I told him everything I knew. Sekiguchi offered me another cigarette, and we both lit up again.
“What should I call you? I’m sure as hell not going to call you
Aderusutain
every time.”
“Jake works.”
“Jake-san? Jake-kun?”
“Just Jake is fine.”
“Okay. Well, it’s getting late. So I’ll tell you what I know, with a caveat.”
“Name it.”
“A lot of this information is ground level. If you take it and run it past the guys at the top, they won’t know it since they don’t have it yet, but they’ll be puzzled that you have it and they’ll go down the food chain looking for the leak. If you don’t know this already, you should. You have to wait for information to go all the way up to the top before double-checking it. Otherwise, you burn your sources. Do you understand that?”
“Yes, I do.”
“Good. I’ll tell you what I know, but how you handle the information will be a litmus test of your reliability. Got that?”
“Got it.”
“There’s no question that Sekine killed Endo, and it’s our strongest case. I think we should bust him on charges of murder right from the start; no fucking around. He’ll break quickly. I know that. Obviously, since I’m not a member of the killer-catcher elite, no one is listening to me, but they will eventually.
“From the investigation so far, I would say that Sekine has killed eight people. The murder of Endo is the one with the strongest circumstantial evidence and hearsay. We have witnesses who can testify, after a fashion, that Endo met Sekine right before he vanished and that on that day Sekine ‘injured’ him. I won’t elaborate.” Sekiguchi was full of confidence.
I asked how a dog breeder like Sekine had become so well entrenched with the yakuza.
“Before Sekine came to Konan, he got in big trouble with the Yamaguchi-gumi over money. He himself used to be in another yakuza group, the Kyokuto-kai. When he got here, a customer introduced him to the Takada-gumi, who put him under its wing. As a gesture of thanks, he gave Takada, the boss, an incredibly expensive dog. That was the beginning of his connections with the Inagawa-kai crime group. He proceeded to become the exotic pet supplier to the yakuza, selling vicious dogs and wild beasts to any yakuza who had the money. They love that kind of crap. It heightens their image as tough guys. He sold a lion—a goddamn lion—to one group. It’s still alive. But this Kennel guy, which everybody calls him, doesn’t
like
animals; he admires them, sort of, and he uses them.
“I’ll give you an example. A couple months ago, Kennel and this customer were arguing over the price of a dog. The negotiations were going nowhere. So picture this: They are standing there in Kennel’s store. At their feet, tongue hanging from its mouth, is a pure-bred Alaskan malamute. The customer won’t budge. He tells Sekine he’s not going to pay the one and a half million yen the breeder wants; he asks once more to have a half million yen taken off the price.

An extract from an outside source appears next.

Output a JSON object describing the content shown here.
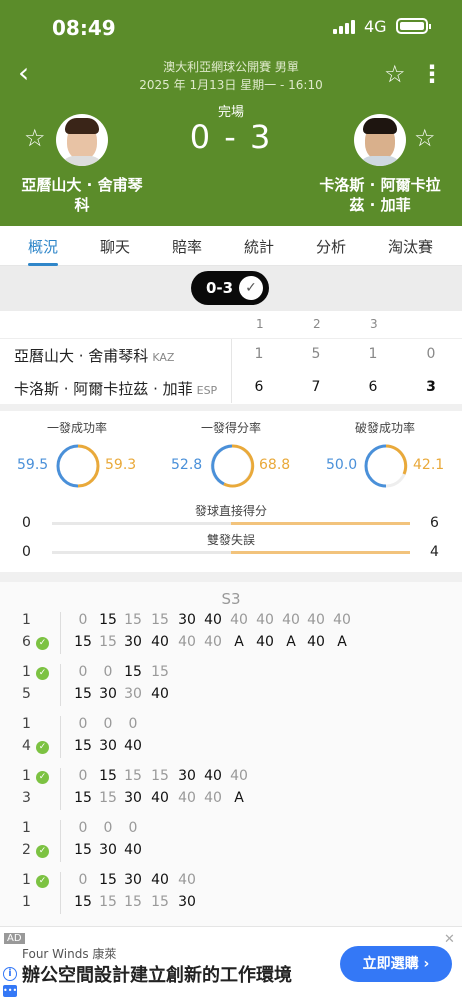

“‘You want a five hundred thousand yen discount?’ Sekine mutters, smiling as he strokes the dog in front of him. Then he picks up a pair of grooming scissors from his desk, cuts off the dog’s left ear in one snip, and tosses it at the feet of the customer. ‘Okay,’ he says, ‘you win. I’ve taken it off.’ The guy paid the price and took the dog and left. Because I’m sure he was thinking, The next ear lying at my feet might not be the dog’s.
“Is that something a normal person would do? Kennel has this thing for animals because he thinks they have no conscience and they act purely on instinct. He wants to be an animal like that.”
The evening having had its share of startling revelations, Sekiguchi walked me to the door. As I was preparing to leave, he put a firm hand on my shoulder, stopping me. I turned around. Had I made some kind of terrible faux pas?
He looked me in the eyes and pointed down at my feet. “Your socks don’t match; do you know that?” he asked.
I got back to Saitama around midnight. Yamamoto was waiting for me.